Sunday, June 19, 2016

JeeNode to MQTT Gateway

It's been a few months since I have worked on openHAB but that is mostly due to focusing on FriedCircuits, Hackaday Prize and the Maker Faire. Not a dull moment around here! I finally sat down while watching some tube (or rather crystals) to start work on the JeeNode to MQTT gateway. Up to this point if you have read my other posts I have still relied on DomotiGA to get the JeeNode data into openHAB. This is because DomotiGA has support for JeeNodes. I noticed the sensor nodes weren't checking in again which usually is because DomotiGA is not running, this time I think it just needed a restart plus one node actually needs batteries. This prompted me to finally get around to writing the gateway. Once complete I won't need DomotiGA and the desktop UI so I can use Ubuntu server for my rebuild of openHAB.

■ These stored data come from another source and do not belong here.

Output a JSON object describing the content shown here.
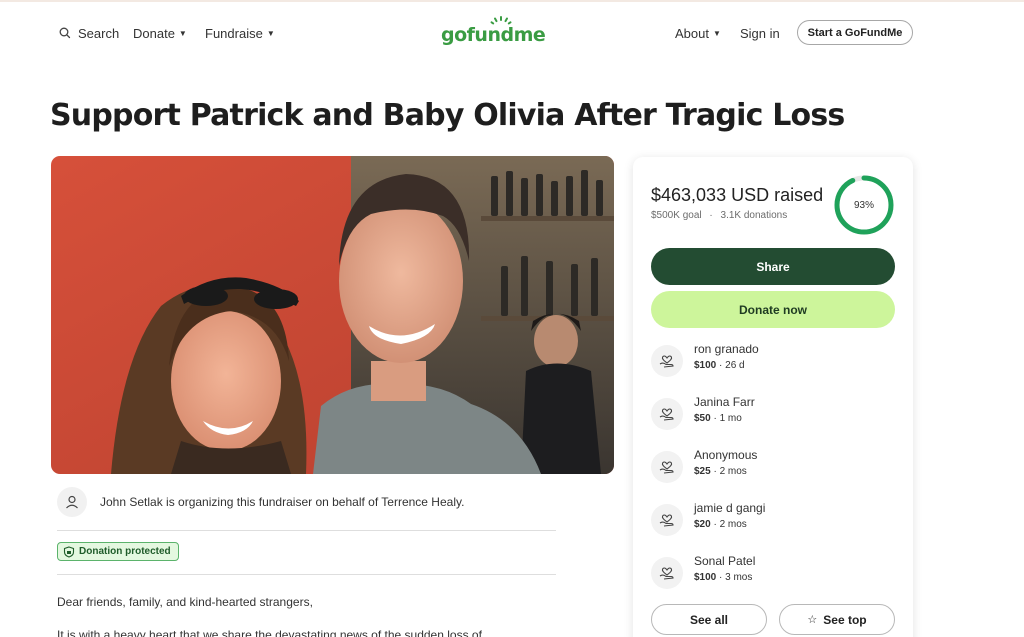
{
  "header": {
    "search_label": "Search",
    "donate_label": "Donate",
    "fundraise_label": "Fundraise",
    "logo_text": "gofundme",
    "about_label": "About",
    "signin_label": "Sign in",
    "start_label": "Start a GoFundMe"
  },
  "campaign": {
    "title": "Support Patrick and Baby Olivia After Tragic Loss",
    "organizer_text": "John Setlak is organizing this fundraiser on behalf of Terrence Healy.",
    "badge_label": "Donation protected",
    "story_line_1": "Dear friends, family, and kind-hearted strangers,",
    "story_line_2": "It is with a heavy heart that we share the devastating news of the sudden loss of"
  },
  "donation_card": {
    "raised_amount": "$463,033",
    "raised_suffix": " USD raised",
    "goal_text": "$500K goal",
    "donations_text": "3.1K donations",
    "separator": "·",
    "progress_percent_label": "93%",
    "progress_fraction": 0.93,
    "share_label": "Share",
    "donate_label": "Donate now",
    "donors": [
      {
        "name": "ron granado",
        "amount": "$100",
        "time": "26 d"
      },
      {
        "name": "Janina Farr",
        "amount": "$50",
        "time": "1 mo"
      },
      {
        "name": "Anonymous",
        "amount": "$25",
        "time": "2 mos"
      },
      {
        "name": "jamie d gangi",
        "amount": "$20",
        "time": "2 mos"
      },
      {
        "name": "Sonal Patel",
        "amount": "$100",
        "time": "3 mos"
      }
    ],
    "see_all_label": "See all",
    "see_top_label": "See top"
  },
  "colors": {
    "brand_green": "#3a9c43",
    "share_button": "#234c32",
    "donate_button": "#cdf59b",
    "progress_ring": "#1fa25a"
  }
}
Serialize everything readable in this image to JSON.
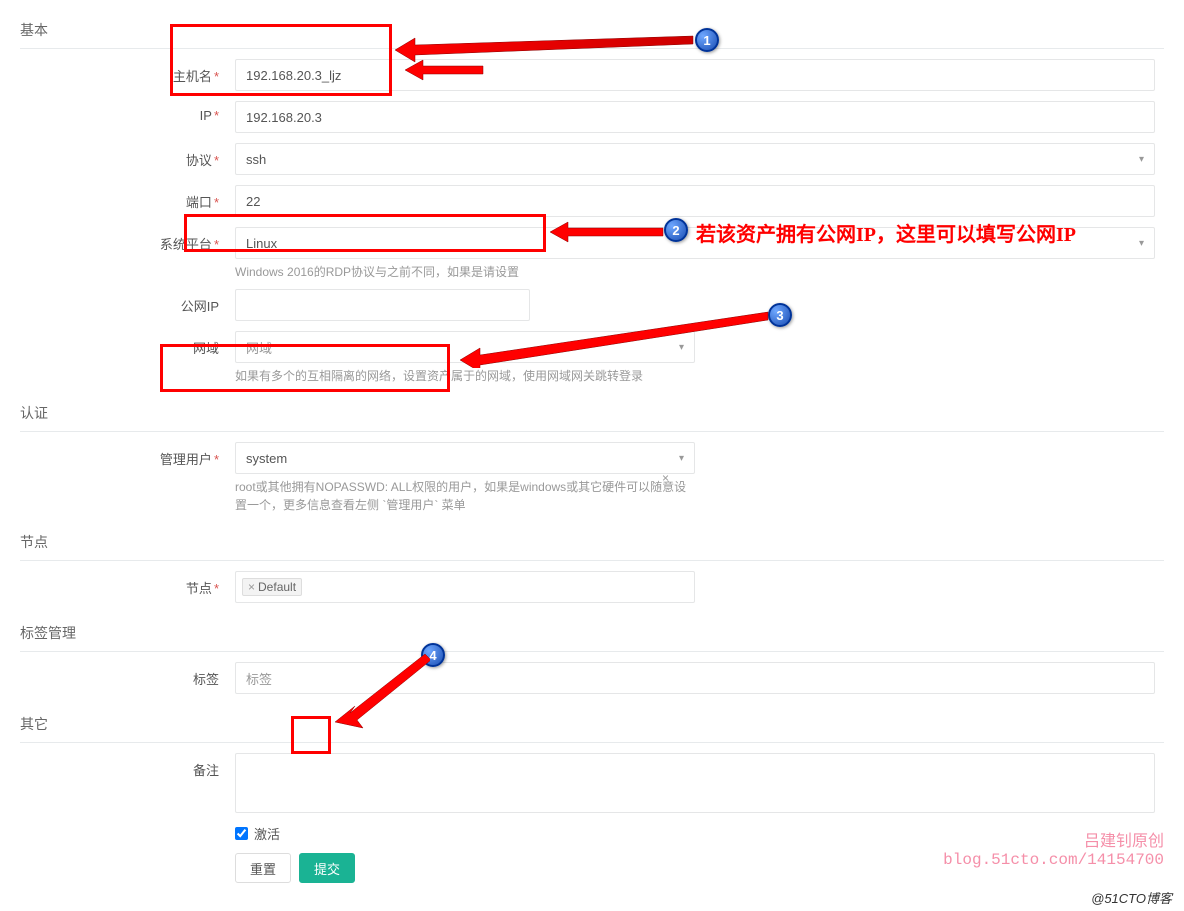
{
  "sections": {
    "basic": "基本",
    "auth": "认证",
    "node": "节点",
    "tag_mgmt": "标签管理",
    "other": "其它"
  },
  "labels": {
    "hostname": "主机名",
    "ip": "IP",
    "protocol": "协议",
    "port": "端口",
    "platform": "系统平台",
    "public_ip": "公网IP",
    "domain": "网域",
    "admin_user": "管理用户",
    "node": "节点",
    "tag": "标签",
    "remark": "备注"
  },
  "values": {
    "hostname": "192.168.20.3_ljz",
    "ip": "192.168.20.3",
    "protocol": "ssh",
    "port": "22",
    "platform": "Linux",
    "public_ip": "",
    "domain": "网域",
    "admin_user": "system",
    "node_tag": "Default",
    "tag_placeholder": "标签",
    "remark": "",
    "active_checked": true
  },
  "helpers": {
    "platform": "Windows 2016的RDP协议与之前不同，如果是请设置",
    "domain": "如果有多个的互相隔离的网络，设置资产属于的网域，使用网域网关跳转登录",
    "admin_user": "root或其他拥有NOPASSWD: ALL权限的用户，如果是windows或其它硬件可以随意设置一个，更多信息查看左侧 `管理用户` 菜单"
  },
  "checkbox": {
    "active": "激活"
  },
  "buttons": {
    "reset": "重置",
    "submit": "提交"
  },
  "annotations": {
    "num1": "1",
    "num2": "2",
    "num3": "3",
    "num4": "4",
    "callout2_text": "若该资产拥有公网IP，这里可以填写公网IP"
  },
  "watermark": {
    "line1": "吕建钊原创",
    "line2": "blog.51cto.com/14154700"
  },
  "footer": "@51CTO博客"
}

After some research I was able to get receive the data over serial, split it and shift the bits into separate variables to publish over MQTT. Using the Paho MQTT python library it is trivial to connect and publish. I decided to map out it out as JeeNode/node#/name/value. Simple. I should mention this code is assuming the JeeNode is running the room node sketch or at least using the packet format. My remote nodes and receive node code is on Github if needed. Here is a graphical view of the tree for one node.

MQTT JeeNode Map


This turned out much easier than I had anticipated. The last thing is to clean up the code and put in some error handling so it will resume if there is an error or reconnect if disconnected from the MQTT gateway. The one error I encountered was when the JeeNode would request an acknowledgment  and the ACK crashes the python script since it is looking for an integer. This was easily solved by checking for digits after we read a line from the serial port and split the data. The final part is just updating the items in openHAB to point to the new MQTT path. For now the gateway is running from the command prompt under a screen session in the background. The code can be found on GitHub.

https://github.com/FriedCircuits/Home_Automation/tree/master/JeeNode-MQTT-Gateway

I hope someone finds this useful since I searched quite a bit and it seems no one else has published something like this, at least in what I could find. Minus the thermostat this screenshot shows the sensors that are using the gateway.